Note: On the Supreme Court directing Karnataka Government to implement its order regarding issuing TDR to legal heirs of the Mysore Maharaja: The matter was adjourned by two weeks. These are oral observations and have persuasive value only. It is an extraordinary situation where the State is repeatedly disobeying the orders of the highest Court. Yet, it is seldom a Chief Secretary and senior bureaucrats are sent to jail. Everyone knows it is the CM who is calling the shots. So, the Court, in its wisdom has given some more time for compliance.
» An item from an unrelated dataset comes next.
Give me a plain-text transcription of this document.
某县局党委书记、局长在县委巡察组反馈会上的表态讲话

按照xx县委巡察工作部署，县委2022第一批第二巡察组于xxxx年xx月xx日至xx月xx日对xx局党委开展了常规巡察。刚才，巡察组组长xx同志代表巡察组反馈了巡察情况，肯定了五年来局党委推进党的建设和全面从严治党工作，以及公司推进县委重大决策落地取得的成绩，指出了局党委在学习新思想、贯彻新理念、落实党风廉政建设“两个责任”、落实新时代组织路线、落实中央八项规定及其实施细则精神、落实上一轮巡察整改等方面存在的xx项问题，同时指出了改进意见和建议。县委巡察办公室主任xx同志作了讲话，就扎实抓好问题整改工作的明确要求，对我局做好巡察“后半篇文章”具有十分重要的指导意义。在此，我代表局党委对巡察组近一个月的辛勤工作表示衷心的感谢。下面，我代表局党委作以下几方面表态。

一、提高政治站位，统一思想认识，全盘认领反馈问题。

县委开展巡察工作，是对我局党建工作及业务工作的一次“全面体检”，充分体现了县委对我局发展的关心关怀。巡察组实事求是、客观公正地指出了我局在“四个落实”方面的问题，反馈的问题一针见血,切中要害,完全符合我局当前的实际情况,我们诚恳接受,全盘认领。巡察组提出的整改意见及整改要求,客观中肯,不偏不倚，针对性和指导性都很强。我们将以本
It is disheartening as every day of hearing leaves a big hole in our pockets. People like Kapil Sibal laugh all the way to the bank at tax-payers’ expense as we have a tyrannical Government. Hope recedes but yet one has to carry on with the fight !
A timeline of disputes
1950: On Jan. 23, Union Government recognises Mysore Palace as the private property of the last Maharaja, Sri HH Jayachamaraja Wadiyar. The distinction between private properties and State properties were clearly maintained from 1881. The Maharaja gave many properties to the State. These are clearly described in the Government Order dated 6-2-1951.
1971: The 26th Amendment to the Constitution abolishes the privileges and privy purses of erstwhile rulers. However, the Government clarifies that the amendment does not affect ownership rights over private properties.
1974: HH Jayachamaraja Wadiyar passes away. Within 4 days, State takes over all the Temples of the Royal Family including those inside Mysore Palace, on Ramanuja Road, Chamundi Hill and Brindavan in Kolkata.
1975: State forms Trust to look after Mysore Palace where 7 members of Royal Family were trustees along with 4 State officials. State fails to get Central clearance for the transfer of property to the Trust in view of tax dues like Estate Duty and Wealth Tax. During Emergency, State manages to coerce Srikantadatta Narasimharaja (SDNR) Wadiyar, son of HH Jayachamaraja Wadiyar, to hand over possession of the Mysore Palace and winds up the Trust.
1976: The Urban Land Ceiling and Regulation Act is passed, restricting urban properties, including those of the Royal Family.
1988: SDNR Wadiyar moves the High Court to reclaim the portion of Mysore Palace.
1996: The Karnataka Government passes special legislation — Bangalore Palace Acquisition Act, 1996 — to acquire Bangalore Palace.
1997: The High Court directs the State to return the Palace to the Royal Family. Karnataka files a Special Leave Petition in the Supreme Court, but it is dismissed, directing the Palace be handed over to the Wadiyars.
1998: Karnataka passes the Mysore Palace Acquisition Act.
2013: On Dec. 10, Srikantadatta Narasimharaja Wadiyar passes away.
NOW: Pramoda Devi Wadiyar, wife of the SDNR Wadiyar, along with daughters of late Maharaja or their legal representatives continue the decades long legal battle to reclaim their legitimate properties.